In my own experience, when publishers make errors in paying royalties, they are as likely to err in favor of the author as the publisher. In other words, it's probably incompetence rather than cheating. Even in cases where large publishers behave unethically in business, I wouldn't expect them to knowingly cheat on sales reporting because the damage to their reputations would be very real, and the increase in profits would be marginal - they already take the lion's share. To make the reward of lying about book sales worth the risk, the publisher would have to underreport sales numbers by amounts that would make it possible to catch them at it, through comparison with Nielson Bookscan, Ingram and Amazon data. It makes much more sense for publishers to cheat authors up-front on contract terms, and if they want to lie, to lie about the type of sales. Thanks to deep discount clauses and selling books to overseas subsidiaries, publishers have plenty of room to nickel and dime authors out of royalties if that's their business model.

All that said, my gut feeling is that the vast majority of publishers are pretty honest about counting books. Interestingly, the majority of correspondence I get from authors relating to Amazon ranks and sales have been from subsidy published authors or trade authors whose books have seen falling royalties with age. When it comes to the big subsidy publishers, I can't see any reason they would want to cheat authors on sales, they've already made their profit up front on the subsidy payment for publishing the book, and the sales numbers are usually very low. I eventually had to add a note to my contact FAQ saying in essence, "Don't ask me to send you proof that your publisher is cheating you because your sales rank did a roller coaster thing and the publisher didn't report any sales." Thanks to Amazon stocking and the availability of books through third part sellers, a book that's only selling a few copies a month can move up and down by hundreds of thousands in rank without a new book being printed.

The complaints from trade authors who believe their publisher is cheating on the sales reports seem to be based on the misapprehension that Amazon sales are always a good proxy for overall retail sales. This is only the case when a book is well stocked in the big retail chains and a smattering of independents as well. Often, a new book does well enough during the first couple royalty reporting cycles, and then sales turn negative as returns come in and no new bookstore orders materialize. Whether this happens in six months or six years depends not just on the initial success of the book, but how time dependent (current events or technology) the title is and whether new killer competition from a deep pockets publisher appears.
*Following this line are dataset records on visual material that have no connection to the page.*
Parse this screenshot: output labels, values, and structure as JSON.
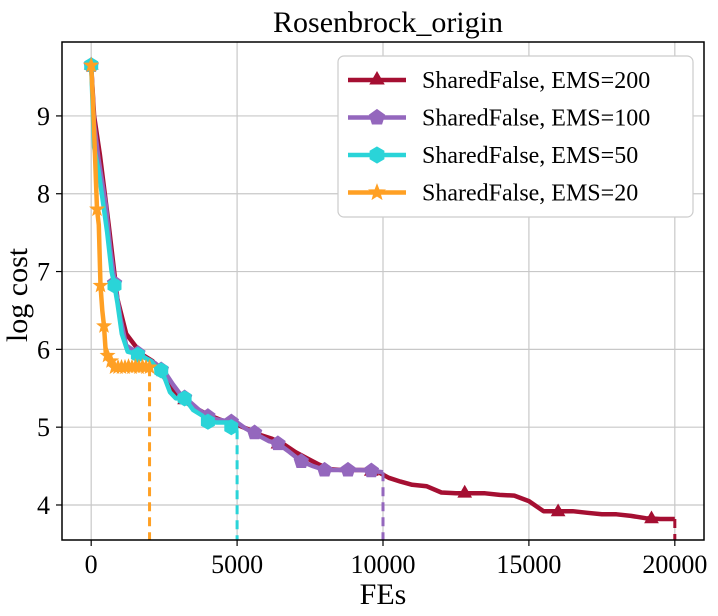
{
  "chart_data": {
    "type": "line",
    "title": "Rosenbrock_origin",
    "xlabel": "FEs",
    "ylabel": "log cost",
    "xlim": [
      -1000,
      21000
    ],
    "ylim": [
      3.55,
      9.95
    ],
    "xticks": [
      0,
      5000,
      10000,
      15000,
      20000
    ],
    "xtick_labels": [
      "0",
      "5000",
      "10000",
      "15000",
      "20000"
    ],
    "yticks": [
      4,
      5,
      6,
      7,
      8,
      9
    ],
    "ytick_labels": [
      "4",
      "5",
      "6",
      "7",
      "8",
      "9"
    ],
    "grid": true,
    "legend_position": "top-right",
    "series": [
      {
        "name": "SharedFalse, EMS=200",
        "color": "#a50f32",
        "marker": "triangle",
        "end_x": 20000,
        "x": [
          0,
          100,
          300,
          600,
          900,
          1200,
          1500,
          1800,
          2100,
          2400,
          2700,
          3000,
          3400,
          3800,
          4200,
          4600,
          5000,
          5400,
          5800,
          6200,
          6600,
          7000,
          7400,
          7800,
          8200,
          8600,
          9000,
          9400,
          9800,
          10200,
          10600,
          11000,
          11500,
          12000,
          12500,
          13000,
          13500,
          14000,
          14500,
          15000,
          15500,
          16000,
          16500,
          17000,
          17500,
          18000,
          18500,
          19000,
          19500,
          20000
        ],
        "y": [
          9.65,
          9.0,
          8.5,
          7.6,
          6.65,
          6.2,
          6.05,
          5.92,
          5.85,
          5.7,
          5.52,
          5.38,
          5.28,
          5.2,
          5.13,
          5.07,
          5.03,
          4.97,
          4.9,
          4.85,
          4.78,
          4.68,
          4.6,
          4.52,
          4.46,
          4.45,
          4.45,
          4.45,
          4.43,
          4.35,
          4.3,
          4.26,
          4.24,
          4.16,
          4.15,
          4.15,
          4.15,
          4.13,
          4.12,
          4.05,
          3.92,
          3.92,
          3.92,
          3.9,
          3.88,
          3.88,
          3.86,
          3.83,
          3.82,
          3.82
        ],
        "marker_x": [
          0,
          3200,
          6400,
          9600,
          12800,
          16000,
          19200
        ],
        "marker_y": [
          9.65,
          5.35,
          4.78,
          4.43,
          4.15,
          3.91,
          3.82
        ]
      },
      {
        "name": "SharedFalse, EMS=100",
        "color": "#9467bd",
        "marker": "pentagon",
        "end_x": 10000,
        "x": [
          0,
          100,
          250,
          500,
          650,
          800,
          1000,
          1200,
          1400,
          1600,
          1900,
          2200,
          2500,
          2800,
          3100,
          3400,
          3700,
          4000,
          4300,
          4600,
          4800,
          5000,
          5300,
          5700,
          6100,
          6400,
          6800,
          7200,
          7600,
          8000,
          8400,
          8800,
          9200,
          9600,
          10000
        ],
        "y": [
          9.65,
          8.9,
          8.45,
          7.85,
          7.3,
          6.88,
          6.4,
          6.05,
          6.0,
          5.95,
          5.88,
          5.82,
          5.72,
          5.55,
          5.4,
          5.32,
          5.22,
          5.15,
          5.1,
          5.08,
          5.08,
          5.06,
          4.98,
          4.9,
          4.82,
          4.79,
          4.68,
          4.56,
          4.5,
          4.45,
          4.45,
          4.45,
          4.45,
          4.44,
          4.42
        ],
        "marker_x": [
          0,
          800,
          1600,
          2400,
          3200,
          4000,
          4800,
          5600,
          6400,
          7200,
          8000,
          8800,
          9600
        ],
        "marker_y": [
          9.65,
          6.85,
          5.95,
          5.74,
          5.38,
          5.14,
          5.07,
          4.93,
          4.79,
          4.56,
          4.45,
          4.45,
          4.44
        ]
      },
      {
        "name": "SharedFalse, EMS=50",
        "color": "#2ad4d8",
        "marker": "hexagon",
        "end_x": 5000,
        "x": [
          0,
          100,
          250,
          400,
          550,
          700,
          800,
          900,
          1050,
          1250,
          1450,
          1600,
          1800,
          2050,
          2300,
          2500,
          2700,
          2900,
          3200,
          3500,
          3800,
          4000,
          4300,
          4600,
          4800,
          5000
        ],
        "y": [
          9.65,
          8.6,
          8.3,
          7.9,
          7.5,
          7.0,
          6.82,
          6.6,
          6.2,
          5.97,
          5.95,
          5.93,
          5.9,
          5.85,
          5.73,
          5.65,
          5.45,
          5.37,
          5.37,
          5.22,
          5.15,
          5.07,
          5.06,
          5.06,
          5.06,
          4.96
        ],
        "marker_x": [
          0,
          800,
          1600,
          2400,
          3200,
          4000,
          4800
        ],
        "marker_y": [
          9.65,
          6.82,
          5.93,
          5.73,
          5.37,
          5.07,
          5.0
        ]
      },
      {
        "name": "SharedFalse, EMS=20",
        "color": "#ffa024",
        "marker": "star",
        "end_x": 2000,
        "x": [
          0,
          60,
          120,
          200,
          260,
          320,
          380,
          440,
          500,
          560,
          620,
          680,
          740,
          800,
          860,
          920,
          980,
          1040,
          1100,
          1160,
          1220,
          1280,
          1340,
          1400,
          1460,
          1520,
          1580,
          1640,
          1700,
          1760,
          1820,
          1880,
          1940,
          2000
        ],
        "y": [
          9.65,
          9.2,
          8.6,
          7.8,
          7.6,
          6.82,
          6.5,
          6.3,
          5.95,
          5.92,
          5.88,
          5.85,
          5.78,
          5.77,
          5.77,
          5.77,
          5.78,
          5.77,
          5.77,
          5.77,
          5.77,
          5.78,
          5.77,
          5.77,
          5.77,
          5.78,
          5.77,
          5.77,
          5.77,
          5.78,
          5.77,
          5.77,
          5.77,
          5.77
        ],
        "marker_x": [
          0,
          200,
          320,
          440,
          560,
          680,
          800,
          920,
          1040,
          1160,
          1280,
          1400,
          1520,
          1640,
          1760,
          1880,
          2000
        ],
        "marker_y": [
          9.65,
          7.8,
          6.82,
          6.3,
          5.92,
          5.85,
          5.77,
          5.77,
          5.77,
          5.77,
          5.78,
          5.77,
          5.78,
          5.77,
          5.78,
          5.77,
          5.77
        ]
      }
    ]
  }
}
In either case, the Amazon rank may remain more or less constant from the "good years" to the "bad years" or the rank may even rise in the bad years when the book can only be obtained online. Thanks to all of the remainders available from Third Party sellers, the book can maintain a relatively high rank while the royalty reports continue to show negative sales and returns.

I've even gotten a couple of complaints over the years from authors of new books, primarily subsidy published, who are positive they are being cheated because at least a hundred people promised to buy their book but their all time sales haven't reached ten copies. It's easier for a casual acquaintance to forget an off-hand promise to buy a book than for a publisher to cheat. I should also point out that almost all of the large subsidy publishers, many academic presses, and even some large trades, use Lightning Source to print some or all of their titles on demand. I occasionally get a note from a publisher asking if I believe that Lightning Source reports the number of books they print and sell into distribution honestly, and I always say yes. I've been using Lighting Source for four years, I track my sales through various channels closely, and I've never seen or heard of any evidence that they are intentionally under counting sales.